In "The Changeling", one of three separate stories that offer up perspectives on 9/11, a nine-year-old boy (also named Carl) is possessed by the spirits of those who died in the Twin Towers, spirits who cry out for revenge, blood sacrifice, justice. Carl's despairing father, terrified for his son and desperate to restore him, self-inflicts injury upon injury to appease "the entity." The story is rife with sorrow, the agony of a man who punishes himself to resurrect his psychologically buried son. The father is tender and loving and willing to do anything, which he proves at the end of the story--although whether or not it brings Carl back permanently is left up in the air.

What's refreshing about Adrian is that he doesn't moralize. His work is like exploratory surgery, opening up the body and soul at once and poking around, staring unflinchingly at corruption and horror. But it's not all fun and games.

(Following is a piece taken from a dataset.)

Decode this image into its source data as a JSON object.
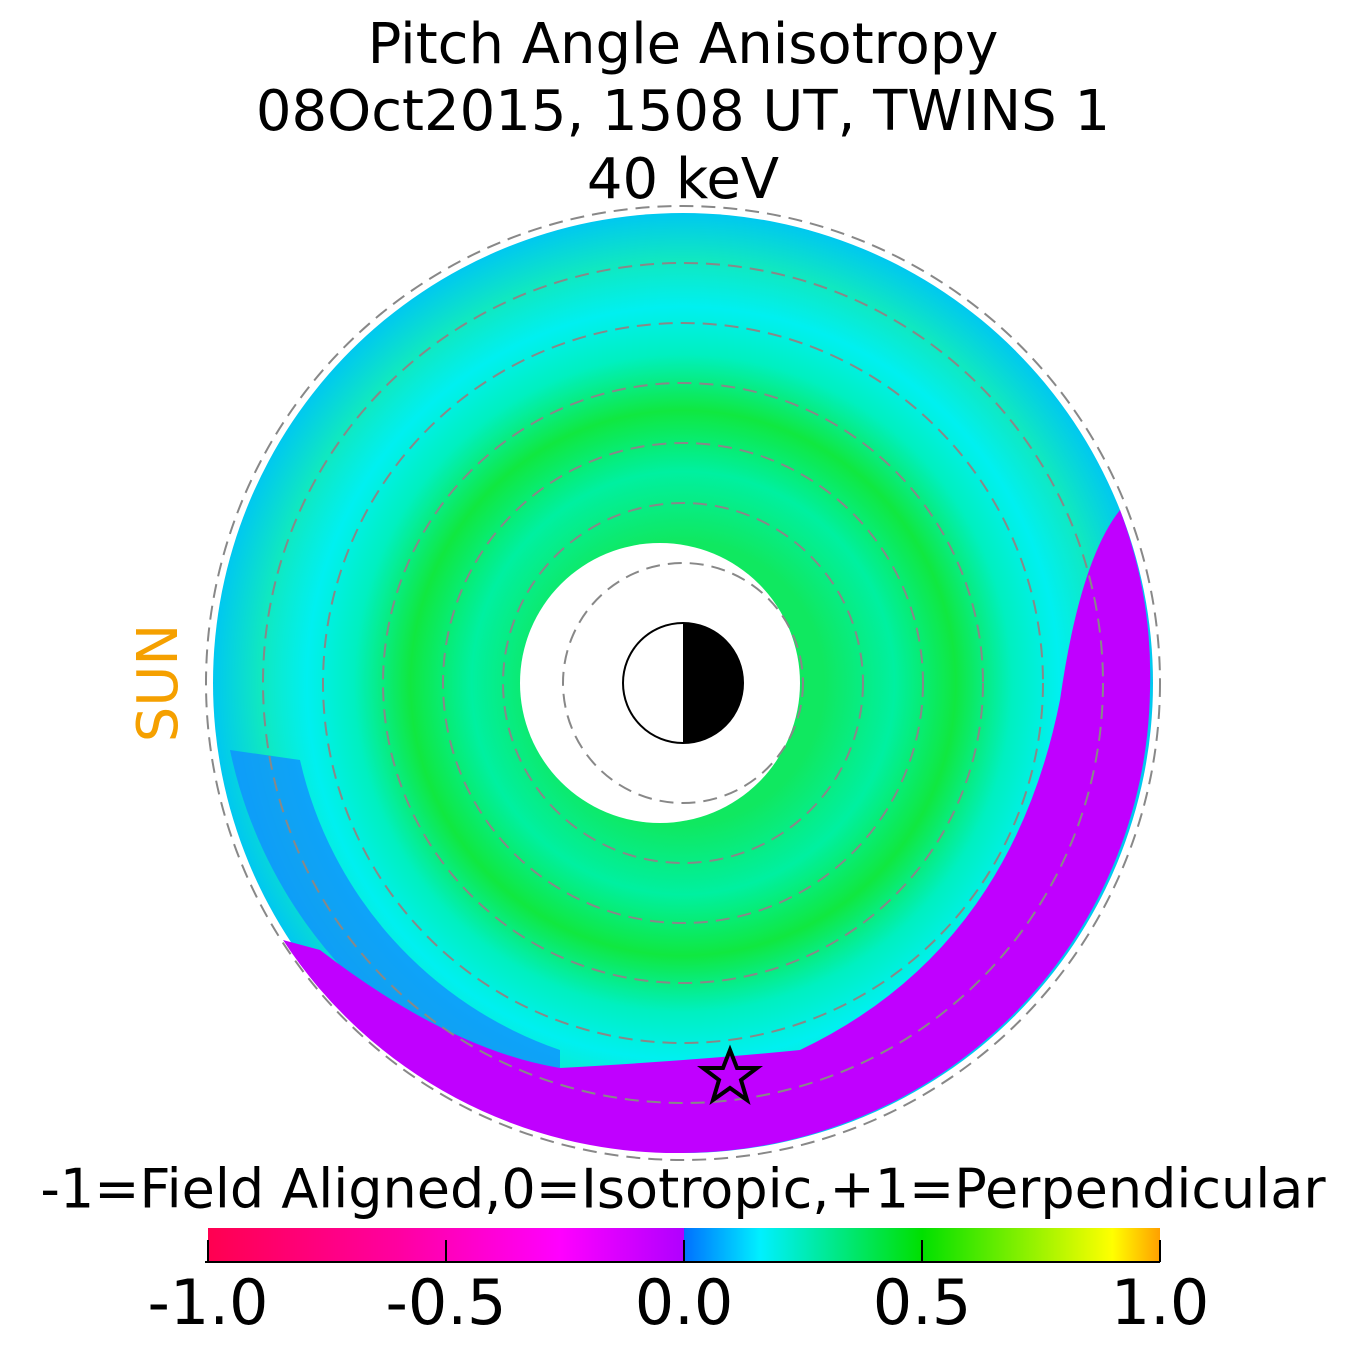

Some stories bring a message of guarded hopefulness--Beatrice's joy at finally being able to move on to a higher plane, the faithfulness of Carl's angel despite disappointment and loss--and some a strange foreboding. The future Adrian envisions for us is a mixed bag of good and evil, of destruction and recreation, not unlike the end of The Children's Hospital. But certainty is for zealots; most of us move through our lives in a constant state of metaphysical flux, one moment believing in the goodness of people, in a benevolent universe, the next despairing at the state of our broken world. In his books, Adrian asks that we look it all in the face and make of it what we will.